God Of Bacon

Hanuman, Mekhala, and a Yaksha are in a pool at a vacation villa. It sounds like the beginning of a joke (and it kind of is) but it’s actually the setting of a recent painting by Thai artist Subannakrit Krikum. The piece shows these mythic figures partying and letting loose, live streaming the night’s debauchery in a traditional mural style. “It’s a liberated space,” he explains of the scene. “It depicts the yearning for happiness, taking a rest from exhausting work and the responsibility we carry. “

Krikum mixes humor, tradition, and social critique together in entertaining and thoughtful ways. The pool villa scene is emblematic of his approach, balancing many subjects at once. It challenges traditional Thai art’s avoidance of portraying anything considered immoral or negative, which can separate it from reality. It highlights inequality by choosing something universally popular but much more accessible for the wealthy. And it’s funny, immediately provoking a smile from all but the most uptight.

Most of Krikum’s work follows a similar approach. In one painting a Bodhisattva stands perched on a tree stump in a typically cloistered Bangkok sidewalk, observing a masked skeleton with a slight smile, with a gold shop pressed up against worker housing in the background. A child monk engulfed in kranok flames plays Mobile Legends below a shelf with his many lucrative gaming and streaming awards. A fat-bellied regal man lays comfortably in bed during a Zoom call, thoroughly surrounded by traditional paintings and patterns as well as numerous devices, with a skyscraper view of the modern, smog-covered Bangkok skyline.


COVID is a regular theme. Krikum often slips in references to it, either subtly, like a discarded mask or test, or as the main focus. One painting is squeezed into the tiny results area of a golden COVID test. He painted it when he was testing himself weekly just to go about daily activities. “We did the test so often someone made a meme that we have unlocked ‘the golden ATK test,'” he laughs. “I wanted to challenge myself to paint there. So I drew a picture of a person being in quarantine after they found out they got COVID, which was super boring.” This may be his smallest painting yet, but his work is generally super small and measured in centimeters. He says this makes people pay closer attention since they need to squint at the details.

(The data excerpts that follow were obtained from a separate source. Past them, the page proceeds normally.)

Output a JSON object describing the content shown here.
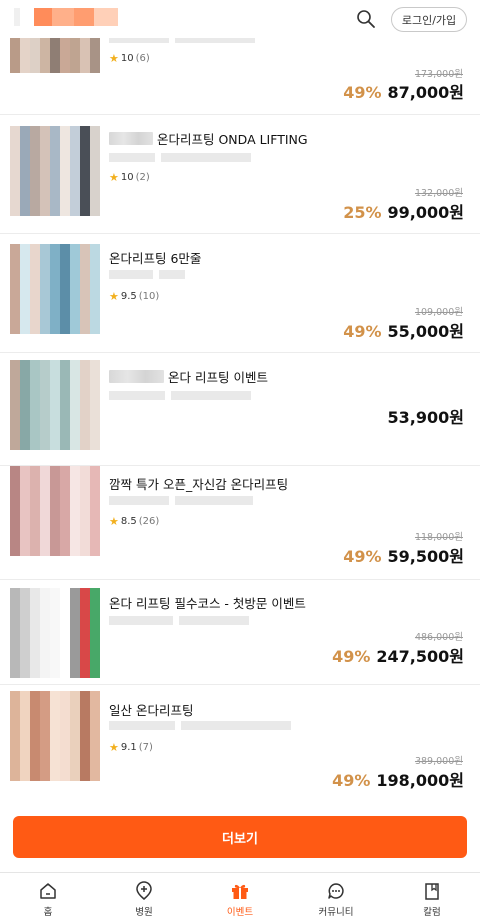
{
  "header": {
    "login_label": "로그인/가입"
  },
  "items": [
    {
      "title": "",
      "rating": "10",
      "review_count": "(6)",
      "original_price": "173,000원",
      "discount": "49%",
      "price": "87,000원"
    },
    {
      "title": "온다리프팅 ONDA LIFTING",
      "rating": "10",
      "review_count": "(2)",
      "original_price": "132,000원",
      "discount": "25%",
      "price": "99,000원"
    },
    {
      "title": "온다리프팅 6만줄",
      "rating": "9.5",
      "review_count": "(10)",
      "original_price": "109,000원",
      "discount": "49%",
      "price": "55,000원"
    },
    {
      "title": "온다 리프팅 이벤트",
      "rating": "",
      "review_count": "",
      "original_price": "",
      "discount": "",
      "price": "53,900원"
    },
    {
      "title": "깜짝 특가 오픈_자신감 온다리프팅",
      "rating": "8.5",
      "review_count": "(26)",
      "original_price": "118,000원",
      "discount": "49%",
      "price": "59,500원"
    },
    {
      "title": "온다 리프팅 필수코스 - 첫방문 이벤트",
      "rating": "",
      "review_count": "",
      "original_price": "486,000원",
      "discount": "49%",
      "price": "247,500원"
    },
    {
      "title": "일산 온다리프팅",
      "rating": "9.1",
      "review_count": "(7)",
      "original_price": "389,000원",
      "discount": "49%",
      "price": "198,000원"
    }
  ],
  "more_button": "더보기",
  "bottom_nav": [
    {
      "label": "홈",
      "icon": "home-icon"
    },
    {
      "label": "병원",
      "icon": "hospital-icon"
    },
    {
      "label": "이벤트",
      "icon": "gift-icon"
    },
    {
      "label": "커뮤니티",
      "icon": "chat-icon"
    },
    {
      "label": "칼럼",
      "icon": "bookmark-icon"
    }
  ],
  "colors": {
    "accent": "#ff5a14",
    "discount": "#d2924a",
    "star": "#f2b01e"
  }
}
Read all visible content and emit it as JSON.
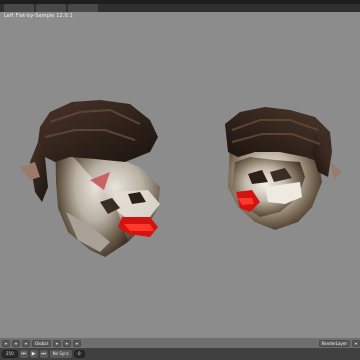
{
  "viewport": {
    "title": "Left Flat-by-Sample 12.0.1"
  },
  "view3d_header": {
    "global_label": "Global",
    "render_layer_label": "RenderLayer"
  },
  "timeline": {
    "frame": "250",
    "frame_end": "0",
    "sync_label": "No Sync",
    "play_icon": "play-icon",
    "rewind_icon": "rewind-icon",
    "forward_icon": "forward-icon"
  },
  "colors": {
    "viewport_bg": "#8c8c8c",
    "header_bg": "#6f6f6f",
    "timeline_bg": "#404040"
  }
}
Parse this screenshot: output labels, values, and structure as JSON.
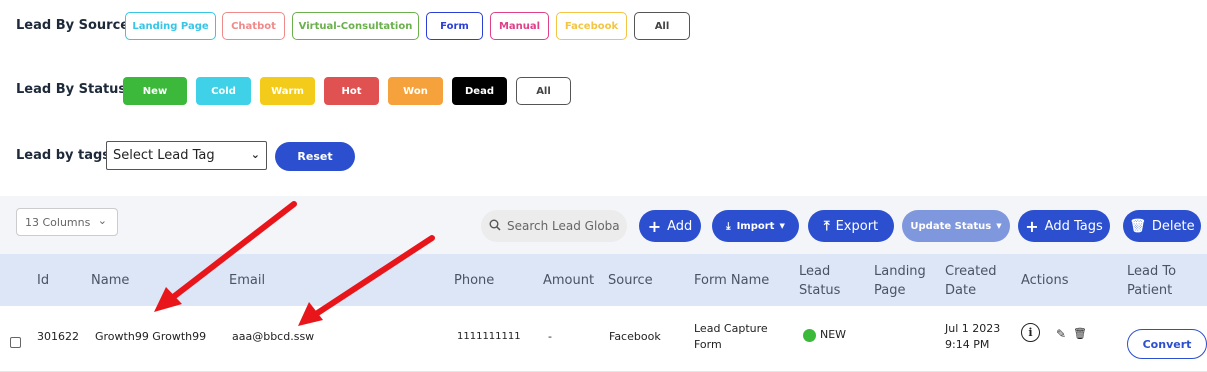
{
  "filters": {
    "source": {
      "label": "Lead By Source",
      "chips": [
        {
          "label": "Landing Page",
          "color": "#38c6e6"
        },
        {
          "label": "Chatbot",
          "color": "#ef8a8a"
        },
        {
          "label": "Virtual-Consultation",
          "color": "#6ab04c"
        },
        {
          "label": "Form",
          "color": "#2b3fd6"
        },
        {
          "label": "Manual",
          "color": "#e0408a"
        },
        {
          "label": "Facebook",
          "color": "#f4c542"
        },
        {
          "label": "All",
          "color": "#555555"
        }
      ]
    },
    "status": {
      "label": "Lead By Status",
      "buttons": [
        {
          "label": "New",
          "color": "#3cb83a"
        },
        {
          "label": "Cold",
          "color": "#3fd1e8"
        },
        {
          "label": "Warm",
          "color": "#f3cc1b"
        },
        {
          "label": "Hot",
          "color": "#e05252"
        },
        {
          "label": "Won",
          "color": "#f5a23c"
        },
        {
          "label": "Dead",
          "color": "#000000"
        },
        {
          "label": "All",
          "color": "#555555"
        }
      ]
    },
    "tags": {
      "label": "Lead by tags",
      "select_value": "Select Lead Tag",
      "reset_label": "Reset"
    }
  },
  "toolbar": {
    "columns_label": "13 Columns",
    "search_placeholder": "Search Lead Globa",
    "add_label": "Add",
    "import_label": "Import",
    "export_label": "Export",
    "update_status_label": "Update Status",
    "add_tags_label": "Add Tags",
    "delete_label": "Delete"
  },
  "table": {
    "headers": {
      "id": "Id",
      "name": "Name",
      "email": "Email",
      "phone": "Phone",
      "amount": "Amount",
      "source": "Source",
      "form_name": "Form Name",
      "lead_status_1": "Lead",
      "lead_status_2": "Status",
      "landing_page_1": "Landing",
      "landing_page_2": "Page",
      "created_date_1": "Created",
      "created_date_2": "Date",
      "actions": "Actions",
      "lead_to_patient_1": "Lead To",
      "lead_to_patient_2": "Patient"
    },
    "rows": [
      {
        "id": "301622",
        "name": "Growth99 Growth99",
        "email": "aaa@bbcd.ssw",
        "phone": "1111111111",
        "amount": "-",
        "source": "Facebook",
        "form_name_1": "Lead Capture",
        "form_name_2": "Form",
        "status": "NEW",
        "status_color": "#3cb83a",
        "created_1": "Jul 1 2023",
        "created_2": "9:14 PM",
        "convert_label": "Convert"
      }
    ]
  },
  "colors": {
    "primary": "#2b4fcf",
    "annotation_arrow": "#e8161b",
    "header_bg": "#dde6f7"
  }
}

He also likes to paint stuff that he personally enjoys. BLACKPINK, cats, sashimi, and bubble tea are all fair game. Anything that puts a smile on his face. “It’s about the little pleasures in people’s daily life,” explains Krikum, who considers himself a Buddhist more interested in reason than superstition. “These act as spiritual anchors for people to keep on living, apart from religion.” One painting features a deity with different snacks and treats in each of his many hands. The traditional Thai ornamentation surrounding the character hides more food varieties, like corn, cabbage, shrimp, and sushi.

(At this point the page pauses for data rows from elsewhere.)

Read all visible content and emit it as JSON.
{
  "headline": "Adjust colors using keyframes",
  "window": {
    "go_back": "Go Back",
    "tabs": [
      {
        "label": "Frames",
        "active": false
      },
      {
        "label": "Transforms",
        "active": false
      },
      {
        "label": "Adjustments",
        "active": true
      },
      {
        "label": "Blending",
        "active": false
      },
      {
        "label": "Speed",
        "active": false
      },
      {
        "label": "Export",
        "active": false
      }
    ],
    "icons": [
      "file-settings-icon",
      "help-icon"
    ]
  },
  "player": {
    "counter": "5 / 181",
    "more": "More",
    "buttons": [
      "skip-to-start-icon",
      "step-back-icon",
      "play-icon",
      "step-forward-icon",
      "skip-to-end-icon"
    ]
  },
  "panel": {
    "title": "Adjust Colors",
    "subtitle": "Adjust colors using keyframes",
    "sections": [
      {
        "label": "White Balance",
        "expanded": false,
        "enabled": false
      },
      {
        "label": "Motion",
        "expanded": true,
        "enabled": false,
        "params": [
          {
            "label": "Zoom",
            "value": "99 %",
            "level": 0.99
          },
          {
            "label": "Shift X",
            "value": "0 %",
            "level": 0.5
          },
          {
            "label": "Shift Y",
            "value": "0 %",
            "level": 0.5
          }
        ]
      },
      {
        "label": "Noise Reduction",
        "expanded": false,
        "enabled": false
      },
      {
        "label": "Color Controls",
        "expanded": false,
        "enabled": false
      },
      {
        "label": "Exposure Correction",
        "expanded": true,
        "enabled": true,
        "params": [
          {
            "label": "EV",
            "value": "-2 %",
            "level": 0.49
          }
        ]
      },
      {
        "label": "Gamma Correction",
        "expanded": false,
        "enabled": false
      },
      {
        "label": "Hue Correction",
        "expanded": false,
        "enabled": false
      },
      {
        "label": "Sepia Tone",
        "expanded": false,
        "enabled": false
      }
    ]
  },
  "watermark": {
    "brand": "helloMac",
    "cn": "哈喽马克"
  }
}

Krikum has had an interest in traditional Thai art since childhood and now hopes to expand its reach into modern times and new contexts. He uses its deeply cultivated aesthetics to capture people’s attention and then question their surroundings. “Most of my works are satirical commentaries using dark humor to discuss societal issues, politics, and other problems that Thai art tends to avoid addressing,” he says. “I want Thai art to become a universal language that can be understood by anyone so it can be used to address any current topic or historical event.”